Wancho Dialectometry: Community-created data and the Living Dictionaries project
Proceedings of the First Workshop on Dialects in NLP — A Resource Perspective
Abstract
Community-created lexical resources for under-documented languages represent an underexplored data source for computational dialectology. This study evaluates the viability of such data for dialectometric analysis, using the Wancho (Glottocode: wanc1238) LivingDictionaries project as a case study. Wancho is a Tibeto-Burman language of the Southwestern Patkaian branch, spoken primarily in Longding District, Arunachal Pradesh, India. The dictionary is notable for being entirely community-built and speaker-facing, and uniquely among resources for Northeast India, it incorporates dialect-specific forms spanning village-level geolects and clanlects. We extract dialectal data via automated web scraping and apply a series of preprocessing steps to address inconsistencies in transcription, language labelling, and concept assignment. Pairwise linguistic distances are then computed using Sound Class Alignment (SCA, List 2010), which captures phonological similarity more accurately than raw edit distance by incorporating articulatory feature structure. The resulting distance matrix is analysed through UPGMA hierarchical clustering and NeighborNet split network inference.
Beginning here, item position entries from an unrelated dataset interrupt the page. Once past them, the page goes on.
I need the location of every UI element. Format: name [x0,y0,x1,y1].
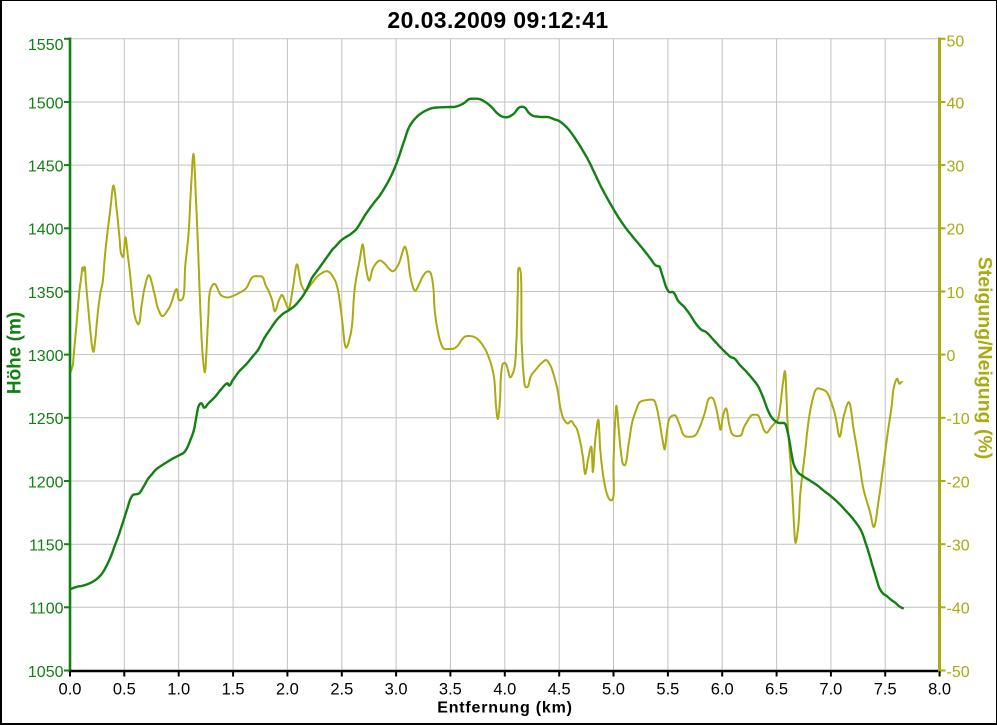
svg-text:1400: 1400 [28,222,64,239]
svg-text:-30: -30 [947,538,970,555]
svg-text:-10: -10 [947,411,970,428]
svg-text:40: 40 [947,95,965,112]
svg-text:5.5: 5.5 [656,681,679,699]
svg-text:6.0: 6.0 [711,681,734,699]
svg-text:0.5: 0.5 [113,681,136,699]
svg-text:3.5: 3.5 [439,681,462,699]
svg-text:20: 20 [947,222,965,239]
svg-text:1200: 1200 [28,474,64,491]
svg-text:7.5: 7.5 [874,681,897,699]
svg-text:1150: 1150 [29,538,64,555]
svg-text:1450: 1450 [28,158,64,175]
svg-text:4.0: 4.0 [493,681,516,699]
svg-text:1050: 1050 [28,664,64,681]
svg-text:-40: -40 [947,601,970,618]
svg-text:1550: 1550 [28,37,64,54]
svg-text:6.5: 6.5 [765,681,788,699]
svg-text:1250: 1250 [28,411,64,428]
svg-text:0.0: 0.0 [59,681,82,699]
svg-text:30: 30 [947,158,965,175]
svg-text:5.0: 5.0 [602,681,625,699]
svg-text:1350: 1350 [28,285,64,302]
svg-text:1300: 1300 [28,348,64,365]
svg-text:-50: -50 [947,664,970,681]
svg-text:0: 0 [947,348,956,365]
svg-text:8.0: 8.0 [928,681,951,699]
svg-text:10: 10 [947,285,965,302]
svg-text:1500: 1500 [28,95,64,112]
svg-text:Höhe (m): Höhe (m) [5,312,26,394]
svg-text:3.0: 3.0 [385,681,408,699]
svg-text:Entfernung (km): Entfernung (km) [437,700,573,717]
svg-text:1.0: 1.0 [167,681,190,699]
svg-text:4.5: 4.5 [548,681,571,699]
svg-text:2.5: 2.5 [330,681,353,699]
svg-text:Steigung/Neigung (%): Steigung/Neigung (%) [974,257,996,460]
svg-text:-20: -20 [947,474,970,491]
svg-text:1100: 1100 [29,601,64,618]
svg-text:7.0: 7.0 [819,681,842,699]
svg-text:20.03.2009 09:12:41: 20.03.2009 09:12:41 [387,7,608,33]
svg-text:50: 50 [947,34,965,51]
svg-text:2.0: 2.0 [276,681,299,699]
svg-text:1.5: 1.5 [222,681,245,699]
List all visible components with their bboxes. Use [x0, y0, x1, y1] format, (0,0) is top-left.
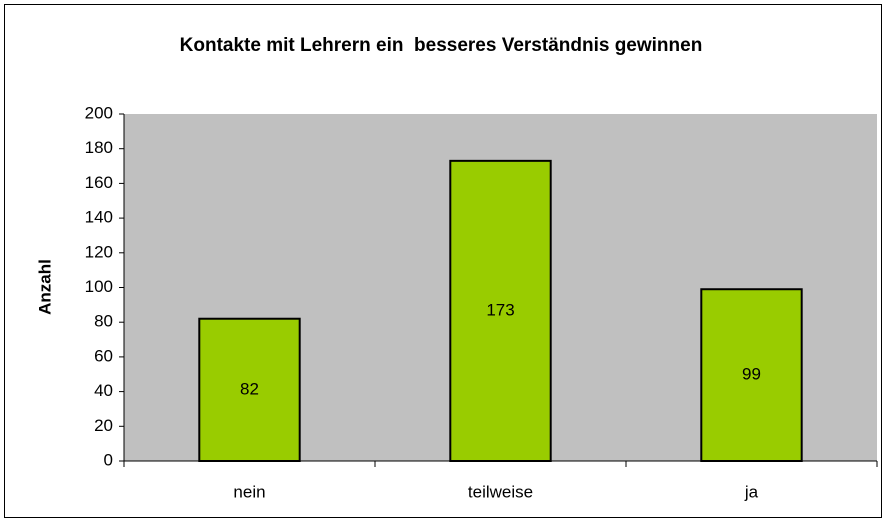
y-tick-label: 60	[94, 346, 113, 365]
y-tick-label: 160	[85, 173, 113, 192]
y-tick-label: 100	[85, 277, 113, 296]
y-tick-label: 180	[85, 138, 113, 157]
bar	[700, 288, 803, 462]
bar	[198, 317, 301, 463]
chart-title: Kontakte mit Lehrern ein besseres Verstä…	[180, 35, 703, 56]
y-tick-label: 120	[85, 242, 113, 261]
y-tick-label: 40	[94, 381, 113, 400]
y-tick-label: 20	[94, 416, 113, 435]
x-tick-label: ja	[744, 482, 759, 501]
y-tick-label: 140	[85, 208, 113, 227]
x-tick-label: teilweise	[468, 482, 533, 501]
data-label: 82	[240, 379, 259, 398]
x-tick-label: nein	[233, 482, 265, 501]
y-axis-label: Anzahl	[35, 259, 54, 315]
data-label: 173	[486, 300, 514, 319]
bar	[449, 159, 552, 462]
y-tick-label: 0	[104, 450, 113, 469]
y-tick-label: 80	[94, 312, 113, 331]
y-tick-label: 200	[85, 103, 113, 122]
data-label: 99	[742, 365, 761, 384]
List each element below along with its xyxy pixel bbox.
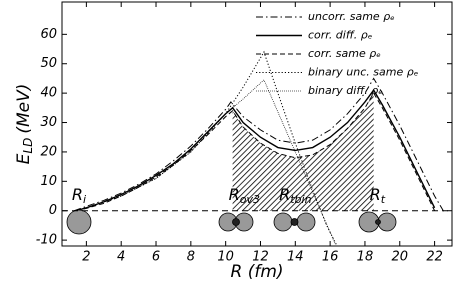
x-tick-label: 20: [391, 250, 408, 265]
y-tick-label: 50: [40, 56, 57, 71]
x-tick-label: 10: [217, 250, 234, 265]
y-tick-label: 10: [40, 174, 57, 189]
x-tick-label: 2: [82, 250, 90, 265]
y-label-sub: LD: [21, 138, 35, 154]
annotation: Rt: [370, 185, 386, 207]
annotation-sub: t: [381, 193, 386, 206]
nucleus-icons: [67, 210, 396, 234]
legend-label: uncorr. same ρₑ: [308, 10, 395, 23]
x-tick-label: 22: [426, 250, 443, 265]
y-label-main: E: [14, 153, 34, 164]
annotation-main: R: [279, 185, 290, 204]
y-axis-label: ELD (MeV): [14, 84, 35, 165]
annotation-sub: ov3: [240, 193, 260, 206]
annotation-sub: tbin: [290, 193, 311, 206]
x-tick-label: 8: [187, 250, 195, 265]
annotation-main: R: [229, 185, 240, 204]
legend-label: binary diff. ρₑ: [308, 84, 383, 97]
y-tick-label: 0: [49, 203, 57, 218]
y-tick-label: 60: [40, 27, 57, 42]
x-tick-label: 12: [252, 250, 269, 265]
y-tick-label: 40: [40, 86, 57, 101]
x-tick-label: 4: [117, 250, 125, 265]
legend-label: corr. same ρₑ: [308, 47, 381, 60]
legend-label: binary unc. same ρₑ: [308, 66, 419, 79]
y-label-unit: (MeV): [14, 84, 34, 134]
x-tick-label: 18: [357, 250, 374, 265]
legend-label: corr. diff. ρₑ: [308, 29, 373, 42]
series-line: [74, 52, 337, 246]
y-tick-label: 30: [40, 115, 57, 130]
x-tick-label: 16: [322, 250, 339, 265]
annotation: Ri: [72, 185, 86, 207]
annotation-main: R: [72, 185, 83, 204]
x-tick-label: 14: [287, 250, 304, 265]
annotation-main: R: [370, 185, 381, 204]
y-tick-label: 20: [40, 144, 57, 159]
y-tick-label: -10: [36, 233, 57, 248]
x-axis-label: R (fm): [230, 262, 283, 282]
annotation-sub: i: [83, 193, 86, 206]
chart: R (fm) ELD (MeV) -10 0 10 20 30 40 50 60 2 4 6 8 10 12…: [0, 0, 454, 285]
x-tick-label: 6: [152, 250, 160, 265]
Despite the dataset’s uneven dialect coverage and absence of systematic cognate coding, SCA-based distances recover the traditional Upper/Lower/Middle Wancho distinction and correctly situate transitional varieties. These results hold even for dialects with as few as a dozen attested forms. We show that unlike Bayesian phylogenetic inference which is poorly suited to data of this density and distribution, SCA proves to be a reliable metric. Our findings suggest that SCA distance is robust to the kinds of noise and sparsity characteristic of community-generated lexical data, and that such resources constitute a viable, if imperfect, input for automated dialectometric workflows — particularly in contexts where fieldwork-based data collection is not currently feasible.